Project Compagnon Immo




Compagnon Immo
Instruction: Develop a solution that allows home buyers to explore and compare different territories in terms of real estate prices, demographics, transport, services, education, crime, and economy. The application must provide Data Visualization, enabling users to create rankings and visualize the relative strengths and weaknesses of territories. The overall goal is to help buyers make informed decisions by translating complex and numerous data into useful and accessible information.
Architecture
- Python: main language for data collection and processing.
- Pandas: data manipulation and cleaning.
- Scikit-learn: regression and models for price per m² estimation.
- Time series: evolution models (e.g. regularized regression, ARIMA/Prophet, LSTM)
- Matplotlib, Seaborn, Plotly: visualization of trends and metrics.
- Jupyter Notebook: interactive environment for exploration and documentation of analyses.
- Interface: Streamlit for an accessible dashboard.
- ETL: normalization of sources (INSEE, DVF, OpenData)
Compagnon Immo is an academic project carried out as part of my Data Scientist training, as a capstone project. The goal is to develop a solution that allows home buyers to explore and compare different territories in terms of real estate prices, demographics, transport, services, and economy. The application provides interactive Data Visualization, enabling rankings and visualization of the relative strengths and weaknesses of territories.
This project may present some imperfections, linked to the progressive skill development during the training. The quality and output reflect an iterative learning process, with the intention of applying data science tools and methods in a realistic context.
The multiplicity of criteria (price, mobility, education, safety, employment, services) makes the comparison of territories difficult for a non-specialist buyer. Data sources are heterogeneous (formats, granularities, periodicities), and reliable aggregation requires solid standardization. The challenge is to unify this data, weight the criteria according to user preferences, and then expose indicators that are readable to guide the choice.
The solution is based on a complete data science approach, combining exploration, processing, and modeling of data. The goal is to transform heterogeneous data into clear indicators and reliable predictions to help buyers compare territories and estimate property prices.
- EDA & Visualization: exploratory data analysis to understand distributions, correlations, and trends, with interactive charts and thematic maps.
- ETL: retrieval, cleaning, and integration of data from various sources (real estate prices, demographics, transport, services, crime, economy).
- Data understanding: highlighting key variables influencing price per m² and local market evolution.

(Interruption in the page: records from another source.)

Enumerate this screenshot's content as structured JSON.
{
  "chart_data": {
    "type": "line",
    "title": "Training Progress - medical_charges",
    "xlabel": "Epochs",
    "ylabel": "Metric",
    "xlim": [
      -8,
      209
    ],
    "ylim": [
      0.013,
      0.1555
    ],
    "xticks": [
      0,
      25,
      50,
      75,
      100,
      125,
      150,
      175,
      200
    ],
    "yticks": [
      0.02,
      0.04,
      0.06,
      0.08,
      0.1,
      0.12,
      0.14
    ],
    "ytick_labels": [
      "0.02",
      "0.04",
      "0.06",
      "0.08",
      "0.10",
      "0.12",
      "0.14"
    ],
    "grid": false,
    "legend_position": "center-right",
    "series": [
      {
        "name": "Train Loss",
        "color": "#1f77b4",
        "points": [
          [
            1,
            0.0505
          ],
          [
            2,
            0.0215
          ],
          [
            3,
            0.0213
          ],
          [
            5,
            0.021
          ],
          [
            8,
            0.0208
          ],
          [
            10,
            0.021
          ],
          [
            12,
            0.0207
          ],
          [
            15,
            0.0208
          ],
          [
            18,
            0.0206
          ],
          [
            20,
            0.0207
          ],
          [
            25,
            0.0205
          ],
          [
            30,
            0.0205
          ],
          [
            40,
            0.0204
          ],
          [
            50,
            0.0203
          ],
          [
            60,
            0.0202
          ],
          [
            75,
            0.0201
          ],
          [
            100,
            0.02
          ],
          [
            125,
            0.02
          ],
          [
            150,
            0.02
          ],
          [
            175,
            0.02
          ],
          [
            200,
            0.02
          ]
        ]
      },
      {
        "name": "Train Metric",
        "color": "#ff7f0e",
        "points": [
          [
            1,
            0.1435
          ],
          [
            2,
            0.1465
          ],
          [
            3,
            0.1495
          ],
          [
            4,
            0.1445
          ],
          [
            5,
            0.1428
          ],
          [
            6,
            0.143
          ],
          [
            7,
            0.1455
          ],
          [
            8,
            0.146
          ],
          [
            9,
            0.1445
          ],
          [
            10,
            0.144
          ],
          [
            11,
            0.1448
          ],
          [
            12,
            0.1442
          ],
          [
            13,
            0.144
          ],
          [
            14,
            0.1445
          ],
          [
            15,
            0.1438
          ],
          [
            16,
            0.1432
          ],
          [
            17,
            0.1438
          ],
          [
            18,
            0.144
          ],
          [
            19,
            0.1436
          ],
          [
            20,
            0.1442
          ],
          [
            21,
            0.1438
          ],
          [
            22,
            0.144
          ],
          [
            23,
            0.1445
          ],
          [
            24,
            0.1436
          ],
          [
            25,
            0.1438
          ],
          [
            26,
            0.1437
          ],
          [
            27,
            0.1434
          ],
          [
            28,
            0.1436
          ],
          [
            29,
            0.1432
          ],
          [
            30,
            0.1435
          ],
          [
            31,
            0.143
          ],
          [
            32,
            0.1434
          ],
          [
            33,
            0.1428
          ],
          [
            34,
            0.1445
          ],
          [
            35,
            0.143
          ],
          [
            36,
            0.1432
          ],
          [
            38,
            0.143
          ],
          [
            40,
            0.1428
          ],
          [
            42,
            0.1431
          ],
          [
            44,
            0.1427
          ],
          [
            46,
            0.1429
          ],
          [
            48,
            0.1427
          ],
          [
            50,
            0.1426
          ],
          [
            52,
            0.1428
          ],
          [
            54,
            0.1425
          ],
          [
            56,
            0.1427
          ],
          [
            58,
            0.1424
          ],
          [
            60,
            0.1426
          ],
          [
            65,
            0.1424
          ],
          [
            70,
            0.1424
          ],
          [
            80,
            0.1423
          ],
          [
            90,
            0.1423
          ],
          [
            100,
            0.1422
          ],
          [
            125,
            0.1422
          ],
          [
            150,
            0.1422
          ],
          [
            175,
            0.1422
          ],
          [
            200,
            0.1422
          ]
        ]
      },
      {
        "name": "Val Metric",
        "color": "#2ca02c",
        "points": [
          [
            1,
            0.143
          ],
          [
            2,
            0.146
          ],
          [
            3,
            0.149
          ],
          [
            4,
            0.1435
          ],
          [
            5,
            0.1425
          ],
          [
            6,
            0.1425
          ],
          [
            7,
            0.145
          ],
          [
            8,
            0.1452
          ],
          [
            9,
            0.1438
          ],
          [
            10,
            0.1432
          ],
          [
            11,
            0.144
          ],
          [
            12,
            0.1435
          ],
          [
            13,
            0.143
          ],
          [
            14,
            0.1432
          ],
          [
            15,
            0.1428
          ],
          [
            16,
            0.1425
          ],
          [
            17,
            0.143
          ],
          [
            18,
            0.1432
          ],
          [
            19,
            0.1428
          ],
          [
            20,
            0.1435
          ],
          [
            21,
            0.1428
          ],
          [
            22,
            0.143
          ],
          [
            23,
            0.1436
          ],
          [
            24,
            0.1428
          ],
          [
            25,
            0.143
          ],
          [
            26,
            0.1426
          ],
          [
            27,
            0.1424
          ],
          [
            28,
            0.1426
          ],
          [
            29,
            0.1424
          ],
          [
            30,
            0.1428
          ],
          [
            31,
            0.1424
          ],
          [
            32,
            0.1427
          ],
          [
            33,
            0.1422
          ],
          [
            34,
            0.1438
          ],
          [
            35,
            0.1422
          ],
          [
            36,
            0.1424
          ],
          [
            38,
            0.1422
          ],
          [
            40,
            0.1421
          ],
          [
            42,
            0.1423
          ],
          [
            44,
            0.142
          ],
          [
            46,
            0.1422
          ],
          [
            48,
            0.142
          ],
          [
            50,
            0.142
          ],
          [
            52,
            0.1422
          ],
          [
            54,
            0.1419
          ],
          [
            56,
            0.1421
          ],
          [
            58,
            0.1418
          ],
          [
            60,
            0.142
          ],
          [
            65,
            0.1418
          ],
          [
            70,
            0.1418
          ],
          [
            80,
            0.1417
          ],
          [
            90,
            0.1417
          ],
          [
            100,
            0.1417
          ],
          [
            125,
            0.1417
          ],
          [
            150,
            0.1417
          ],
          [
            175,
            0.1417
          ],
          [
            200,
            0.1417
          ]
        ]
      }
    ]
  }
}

- Modeling: linear regression for initial price estimation and evolution.
- Advanced models testing: experimentation with more complex techniques such as bagging, stacking, and deep learning approaches to improve accuracy.
- Output: presentation of results in an interactive dashboard, allowing users to compare territories and obtain actionable insights.
Key Features
- Streamlit - Interactive UI
- Jupyter Notebook - EDA
- ETL - Data collection & cleaning
- Plotly / Seaborn - Visualizations
- Scikit-learn - Regression & ML
- Time Series - ARIMA / Prophet / LSTM